Saturday Night Fever and Staying Alive.

On the same disc. As if Life couldn't get any more perfect!
I held up the dvd to Mike and said in my best Tony Manero voice "I'm gonna strut!"
He looked at me and said "Oh, no. Please."
I gasped in faux shock and exclaimed "You haven't even SEEN these movies! They...are...Amercian...CLASSICS!"
I proceeded to shake the dvd side to side along with my singing "You can tell by the way I use my walk I'm a woman's man!"

I've been touting the tacky fascination I have with these horrible movies since I forced Mike to listen to the soundtrack. I danced (Finger point while kicking my legs to the side a la axl rose) in the kitchen while he made mac-n-chee for the Gnos. He shook his head at my antics and confessed he'd never seen Saturday Night Fever.

And here we were, in Target, double feature at a discounted price! How could I not sing him a tad of Stayin' Alive???

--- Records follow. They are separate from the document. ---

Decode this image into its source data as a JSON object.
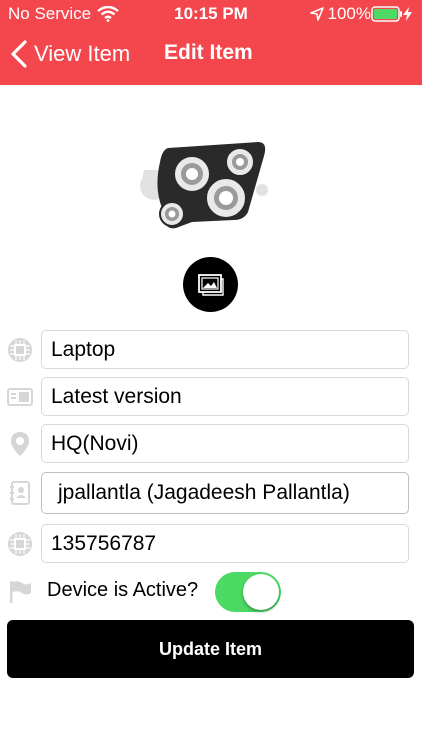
{
  "status_bar": {
    "carrier": "No Service",
    "time": "10:15 PM",
    "battery": "100%"
  },
  "nav": {
    "back_label": "View Item",
    "title": "Edit Item"
  },
  "icons": {
    "hero": "gears-icon",
    "image_picker": "image-icon",
    "name": "chip-icon",
    "description": "card-icon",
    "location": "location-pin-icon",
    "owner": "contact-book-icon",
    "serial": "chip-icon",
    "active": "flag-icon"
  },
  "form": {
    "name_value": "Laptop",
    "description_value": "Latest version",
    "location_value": "HQ(Novi)",
    "owner_value": "jpallantla (Jagadeesh  Pallantla)",
    "serial_value": "135756787",
    "active_label": "Device is Active?",
    "active_on": true
  },
  "actions": {
    "update_label": "Update Item"
  },
  "colors": {
    "header": "#f4464d",
    "switch_on": "#4cd964",
    "button": "#000000",
    "icon_gray": "#d6d6d6"
  }
}
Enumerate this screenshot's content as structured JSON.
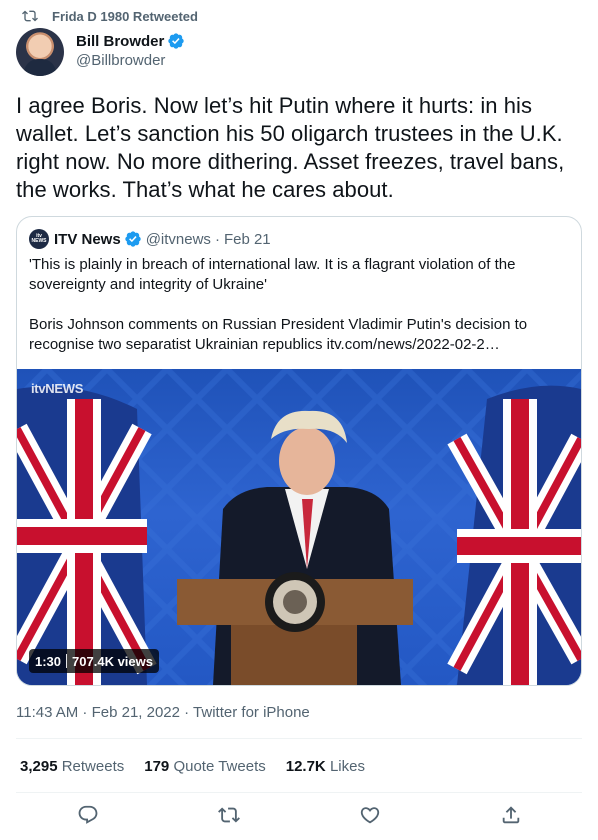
{
  "retweet_context": {
    "text": "Frida D 1980 Retweeted",
    "icon": "retweet-icon"
  },
  "author": {
    "name": "Bill Browder",
    "handle": "@Billbrowder",
    "verified": true
  },
  "tweet": {
    "text": "I agree Boris. Now let’s hit Putin where it hurts: in his wallet. Let’s sanction his 50 oligarch trustees in the U.K. right now. No more dithering. Asset freezes, travel bans, the works. That’s what he cares about."
  },
  "quoted": {
    "name": "ITV News",
    "handle": "@itvnews",
    "dot": "·",
    "date": "Feb 21",
    "logo_text": "itv NEWS",
    "paragraph1": "'This is plainly in breach of international law. It is a flagrant violation of the sovereignty and integrity of Ukraine'",
    "paragraph2": "Boris Johnson comments on Russian President Vladimir Putin's decision to recognise two separatist Ukrainian republics itv.com/news/2022-02-2…",
    "video": {
      "watermark": "itvNEWS",
      "duration": "1:30",
      "views": "707.4K views"
    }
  },
  "meta": {
    "timestamp": "11:43 AM · Feb 21, 2022 · Twitter for iPhone"
  },
  "stats": {
    "retweets_count": "3,295",
    "retweets_label": "Retweets",
    "quotes_count": "179",
    "quotes_label": "Quote Tweets",
    "likes_count": "12.7K",
    "likes_label": "Likes"
  },
  "actions": [
    "reply-icon",
    "retweet-icon",
    "like-icon",
    "share-icon"
  ],
  "colors": {
    "accent": "#1d9bf0",
    "text": "#0f1419",
    "secondary": "#536471",
    "border": "#cfd9de"
  }
}
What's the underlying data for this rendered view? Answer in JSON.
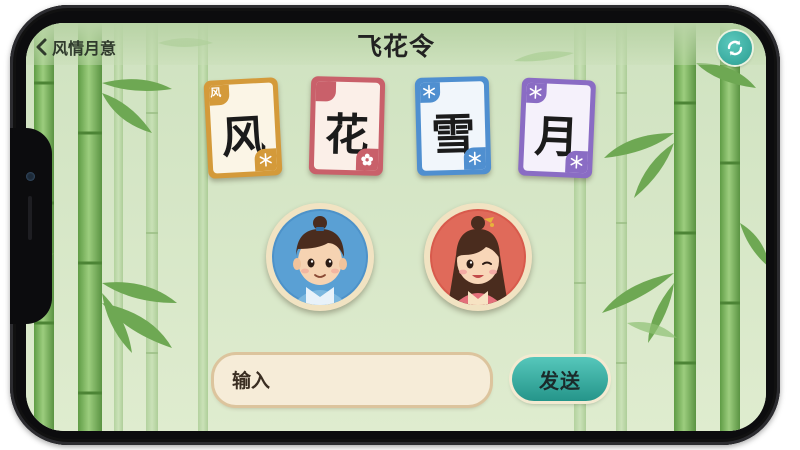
{
  "header": {
    "back_label": "风情月意",
    "title": "飞花令",
    "back_icon": "chevron-left-icon",
    "refresh_icon": "refresh-icon"
  },
  "cards": [
    {
      "char": "风",
      "corner_label": "风",
      "corner_icon": "snowflake-icon",
      "accent": "#d49a3a"
    },
    {
      "char": "花",
      "corner_label": "",
      "corner_icon": "flower-icon",
      "accent": "#c9606a"
    },
    {
      "char": "雪",
      "corner_label": "",
      "corner_icon": "snowflake-icon",
      "accent": "#4f8fd0"
    },
    {
      "char": "月",
      "corner_label": "",
      "corner_icon": "snowflake-icon",
      "accent": "#8a6cc4"
    }
  ],
  "players": [
    {
      "name": "player-boy",
      "frame_color": "#4d92c9"
    },
    {
      "name": "player-girl",
      "frame_color": "#d85a4c"
    }
  ],
  "input": {
    "placeholder": "输入",
    "value": ""
  },
  "send_label": "发送",
  "colors": {
    "bamboo": "#7bb562",
    "bamboo_dark": "#5e9a48",
    "background": "#d3e4c4",
    "teal": "#2a9d92"
  }
}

Mike laughed and said "I just don't think I can watch it. It's just...just...Disco!"
And before I could remind him that it's the sheer lameness of the movies that make them worth popping corn, and how hard did we laugh at Xanadu??
A man in a security gaurd uniform (Apparently Columbia MD target has security guards walkin' the beat..which I am sure is two notched below Mall Cop) chimes in.
Through his puffy lips he says "Don't knock it til you watch it. It's well, both movies are exceptional"
I stopped swaying the dvd, and looked at him. At first I thought he was joking. He's gotta be joking right? But I quickly determined that he is quite assuredly speaking from his heart.
I slid the dvd back in it's holder on the shelf. I say "That's what I keep telling him." I smile nicely.
Mike says to him "Yeah, but I"m just not that into disco." As we both try to walk away. The security guard wipes his nose with his sausage link finger and continues, "I tell you it's some of the best music out there! You still have hints of motown. And Pop, and Rock. Disco has it all. And all the hit rappers of today use Disco. So really you hear it all the time, and you don't even know it."
I bit my lip to keep from laughing. I squeezed Mike's hand as he tried to nicely tell him that he Like 70's rock, but that was about it. And again we tried to ease away from the Unkempt officer who took the oath of shoplifters will be prosecuted, and he seriously continued defending the awesomeness of the disco era. He said "We all knew that's where the hot babes were. The Discos. Monday through friday we were all rockers. Come friday we were all in the discos to get the hot babes."
I busied myself straighting a dvd, assured that I would break down into fits of laughter if I looked at his puffy face. I just had this image of this man on rollers skates or doin' the hustle to Bad Girls. It was almost too much.
He STILL kept talking. "Yep, that's were all the fine babes were."
Mike said "I bet." still trying to walk us away.
Then he said to me "If you want to see how the Disco life really was, you should watch Studio 543. It's real."
In an attempt to be kind to this disco inferno I said "We will have to check that out sometime."
He said "it shows 'em doin' coke. Like it really was."
I guess he saw Mike's doubtful look, or my perplexed glance at his security guard badge. I mean, what the...? Doesn't doin' coke go against his oath and pledge to uphold people to the law of you break it you buy it? and making sure no non payers get past the receipt checker?
He quickly backpeddled and said "But not me, no way. I didn't do coke. But I did SMOKE."
Mike said "Uhm...okay." . At this point Disco Man was holding the dvd that started the whole conversation.
He waggled it and said to Mike "I'm not joking, I wouldn't steer you wrong, man. It's a great movie. Hey, I still gotta keep my man card."
Mike said "Ok." as we walked away.
Once we were out of ear/eye shot Mike said "That man never hooked up with any woman. At all. Ever."
I said laughing "You're right. He probably goes home after walkin' the beat all day and tells his mom to leave him alone, and goes in his room shuts the door and puts the bee gees on VINYL and WISHES he'd really been to the discos."
I confessed that it had been hard not to laugh at the man who was trying to convince us of his coolness via disco.
Alas we did continue to the Pet department where we found Jeff a new toy on a string, and a fuzzy rat. I put the kitty bow tie on my wish list for next shoppin' trip.
I admit, as we left the store, I was humming "More than a woman"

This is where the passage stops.